Когда о таких вещах пишут или снимают кино, то всегда показывают это так, словно ясновидящий слышит голоса или его посещают видения, но теперь я знаю, что это неправда. Нет голосов, нет видений. Есть только знание.

Потом начинают подтягиваться люди и встают рядом со мной, странные, выбивающиеся из толпы личности – я с такими почти не общаюсь. Я в деловой одежде – черные брюки, белая рубашка с галстуком, две ручки в кармане, синяя и красная. Первым появляется старик в очках, полностью лысый, ростом на вид метр двадцать, с изборожденным морщинами лицом. Он встает справа от меня, опираясь на трость. Я знаю, что его зовут Кореде, хотя никогда не встречал его. Следом за ним приходит худая девушка, лет, может, на четыре-пять старше меня, в пропотевшей хлопковой блузке, она задыхается, но не от усталости, а из-за болезни, возможно, из-за серповидноклеточной анемии. У нее вытянутое лицо, белки глаз выцветшие, с желтоватым оттенком. Она пахнет табаком и ананасами. Девушка встает передо мной, загораживая вид на дорогу, но я не сержусь. Ее зовут Селина.

Приходит еще человек, и еще, и еще. Хоть я никогда их и не встречал, у меня ощущение, что мы знакомы. Иногда это называют «жаме вю» [11]. Я знаю, что эти люди тоже знают меня. Мне интересно, чего мы все ждем.

– Грузовик, – отвечает Кореде, хотя не говорит вслух. – Или автобус.

– Фургон, – говорит Селина.

Я знаю, что она права, но и Кореде тоже, хотя он и ошибается. Фургон подъезжает, подняв гигантское облако пыли. Мы все заходим внутрь, но он не трогается.
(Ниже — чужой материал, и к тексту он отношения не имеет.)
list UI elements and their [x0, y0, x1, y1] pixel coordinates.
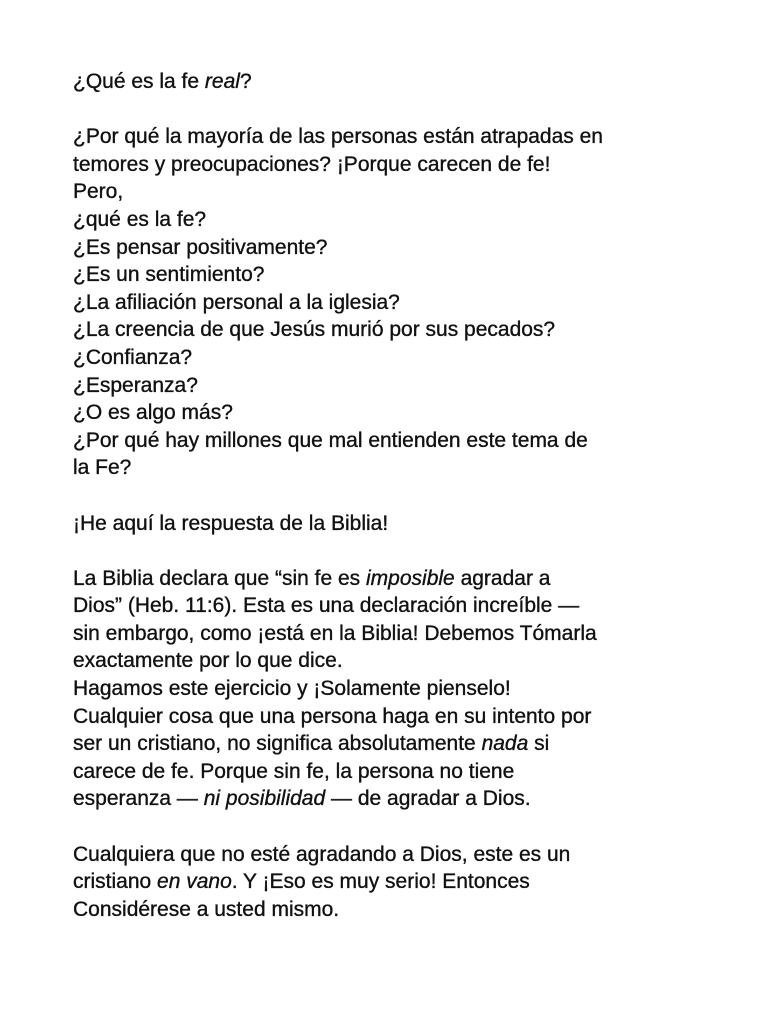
- text-line: [73, 730, 733, 758]
- text-run: agradar a: [454, 566, 551, 590]
- text-line: [73, 758, 733, 786]
- text-run: Dios” (Heb. 11:6). Esta es una declaración increíble —: [73, 594, 580, 618]
- text-line: [73, 454, 733, 482]
- text-run: ¿Por qué la mayoría de las personas están atrapadas en: [73, 125, 603, 149]
- text-run: ¿La creencia de que Jesús murió por sus pecados?: [73, 318, 556, 342]
- text-run: . Y ¡Eso es muy serio! Entonces: [231, 870, 530, 894]
- text-line: [73, 344, 733, 372]
- text-line: [73, 703, 733, 731]
- text-run: ?: [239, 70, 252, 93]
- text-run: ¿Qué es la fe: [73, 70, 205, 93]
- text-run: La Biblia declara que “sin fe es: [73, 566, 367, 590]
- text-line: [73, 123, 733, 151]
- text-run: la Fe?: [73, 456, 132, 480]
- italic-text: en vano: [157, 870, 232, 894]
- paragraph: [73, 123, 733, 482]
- text-line: [73, 620, 733, 648]
- paragraph: [73, 510, 733, 538]
- text-line: [73, 896, 733, 924]
- text-run: ser un cristiano, no significa absolutamente: [73, 732, 482, 756]
- text-line: [73, 565, 733, 593]
- text-line: [73, 261, 733, 289]
- text-run: ¿Esperanza?: [73, 373, 198, 397]
- text-run: Cualquier cosa que una persona haga en su intento por: [73, 704, 592, 728]
- text-run: ¡He aquí la respuesta de la Biblia!: [73, 511, 389, 535]
- text-run: ¿Confianza?: [73, 345, 193, 369]
- text-line: [73, 68, 733, 96]
- text-run: Considérese a usted mismo.: [73, 897, 340, 921]
- document-body: [73, 68, 733, 951]
- italic-text: imposible: [366, 566, 455, 590]
- text-line: [73, 151, 733, 179]
- text-run: ¿qué es la fe?: [73, 207, 207, 231]
- text-run: temores y preocupaciones? ¡Porque carecen de fe!: [73, 152, 551, 176]
- text-run: ¿O es algo más?: [73, 401, 233, 425]
- text-line: [73, 206, 733, 234]
- text-line: [73, 316, 733, 344]
- italic-text: ni posibilidad: [203, 787, 326, 811]
- text-run: exactamente por lo que dice.: [73, 649, 343, 673]
- text-line: [73, 178, 733, 206]
- text-line: [73, 427, 733, 455]
- text-run: ¿La afiliación personal a la iglesia?: [73, 290, 400, 314]
- paragraph: [73, 841, 733, 924]
- text-line: [73, 647, 733, 675]
- text-run: esperanza —: [73, 787, 204, 811]
- text-line: [73, 234, 733, 262]
- text-run: ¿Por qué hay millones que mal entienden este tema de: [73, 428, 588, 452]
- text-line: [73, 868, 733, 896]
- italic-text: nada: [481, 732, 529, 756]
- text-run: Hagamos este ejercicio y ¡Solamente pienselo!: [73, 677, 511, 701]
- text-line: [73, 289, 733, 317]
- text-line: [73, 592, 733, 620]
- text-run: Cualquiera que no esté agradando a Dios, este es un: [73, 842, 571, 866]
- paragraph: [73, 565, 733, 813]
- text-run: ¿Es un sentimiento?: [73, 263, 265, 287]
- text-line: [73, 372, 733, 400]
- text-run: cristiano: [73, 870, 158, 894]
- text-run: Pero,: [73, 180, 124, 204]
- text-line: [73, 675, 733, 703]
- text-run: — de agradar a Dios.: [325, 787, 531, 811]
- text-line: [73, 785, 733, 813]
- text-line: [73, 841, 733, 869]
- text-run: carece de fe. Porque sin fe, la persona no tiene: [73, 759, 515, 783]
- text-run: ¿Es pensar positivamente?: [73, 235, 328, 259]
- text-run: sin embargo, como ¡está en la Biblia! Debemos Tómarla: [73, 621, 597, 645]
- text-run: si: [528, 732, 550, 756]
- paragraph: [73, 68, 733, 96]
- italic-text: real: [204, 70, 240, 93]
- text-line: [73, 399, 733, 427]
- text-line: [73, 510, 733, 538]
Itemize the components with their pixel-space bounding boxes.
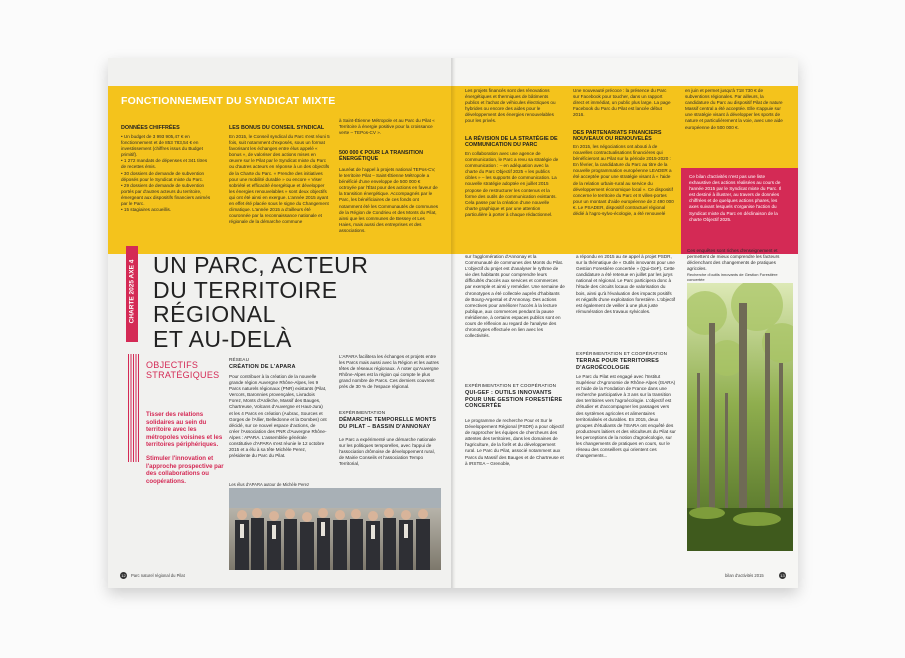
spine-shadow: [451, 58, 456, 588]
grant-title: 500 000 € POUR LA TRANSITION ÉNERGÉTIQUE: [339, 150, 423, 163]
disclaimer-text: Ce bilan d'activités n'est pas une liste exhaustive des actions réalisées au cours de l'année 2015 par le Syndicat mixte du Parc. Il est destiné à illustrer, au travers de données chiffrées et de quelques actions phares, les axes suivant lesquels s'organise l'action du Syndicat mixte du Parc en déclinaison de la charte Objectif 2025.: [689, 174, 782, 222]
exp-kicker: EXPÉRIMENTATION: [339, 410, 386, 415]
quigef-kicker: EXPÉRIMENTATION ET COOPÉRATION: [465, 383, 557, 388]
group-photo-image: [229, 488, 441, 570]
annonay-text: sur l'agglomération d'Annonay et la Communauté de communes des Monts du Pilat. L'objectif du projet est d'analyser le rythme de vie des habitants pour comprendre leurs difficultés d'accès aux services et commerces par exemple et ainsi y remédier. Une semaine de chronotypes a été collectée auprès d'habitants de Bourg-Argental et d'Annonay. Des actions correctives pour améliorer l'accès à la lecture publique, aux commerces pendant la pause méridienne, à certains espaces publics sont en cours de réflexion au regard de l'analyse des chronotypes effectuée en lien avec les collectivités.: [465, 254, 565, 339]
magazine-spread: [108, 58, 798, 588]
objectives-title-line-2: STRATÉGIQUES: [146, 370, 220, 380]
objectives-title: [146, 360, 219, 380]
projects-funded-text: Les projets financés sont des rénovations énergétiques et thermiques de bâtiments publics et l'achat de véhicules électriques ou hybrides ou encore des aides pour le développement des énergies renouvelables pour les privés.: [465, 88, 556, 124]
partnerships-title: DES PARTENARIATS FINANCIERS NOUVEAUX OU RENOUVELÉS: [573, 130, 662, 143]
enquetes-text: Ces enquêtes sont riches d'enseignement et permettent de mieux comprendre les facteurs déclenchant des changements de pratiques agricoles.: [687, 248, 780, 272]
apara-text: L'APARA facilitera les échanges et projets entre les Parcs mais aussi avec la Région et les autres têtes de réseaux régionaux. À noter qu'Auvergne Rhône-Alpes est la région qui compte le plus grand nombre de Parcs. Ces derniers couvrent près de 30 % de l'espace régional.: [339, 354, 439, 390]
communication-text: En collaboration avec une agence de communication, le Parc a revu sa stratégie de communication : – en adéquation avec la charte du Parc Objectif 2025 « les publics cibles » – les supports de communication. La nouvelle stratégie adoptée en juillet 2015 propose de restructurer les contenus et la forme des outils de communication existants. Cela passe par la création d'une nouvelle charte graphique et par une attention particulière à porter à chaque rédactionnel.: [465, 151, 559, 217]
partnerships-text: En 2015, les négociations ont abouti à de nouvelles contractualisations financières qui bénéficieront au Pilat sur la période 2015-2020 : En février, la candidature du Parc au titre de la nouvelle programmation européenne LEADER a été acceptée pour une stratégie visant à « l'aide de la relation urbain-rural au service du développement économique local ». Ce dispositif concerne le territoire du Parc et 8 villes-portes pour un montant d'aide européenne de 2 490 000 €. Le PSADER, dispositif contractuel régional dédié à l'agro-sylvo-écologie, a été renouvelé: [573, 144, 674, 217]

– Еще один, – говорит водитель, и это верно, думаю я. Селина озадаченно смотрит на меня.

– У него это в первый раз, – говорит Кореде. – Он не знает.

– Он самый молодой, – говорит Селина.

– Omo t’oba m’owo we, a b’agba jeun, – отвечает Кореде. «Ребенок, который умеет мыть руки, будет есть со взрослыми».

А что хорошего в том, чтобы есть со взрослыми? Они говорят о вещях, которых я не понимаю, и от некоторых из них пахнет. Я думаю это про себя, но Кореде улавливает мысль и чуть нахмуривается. Его рука стискивает трость.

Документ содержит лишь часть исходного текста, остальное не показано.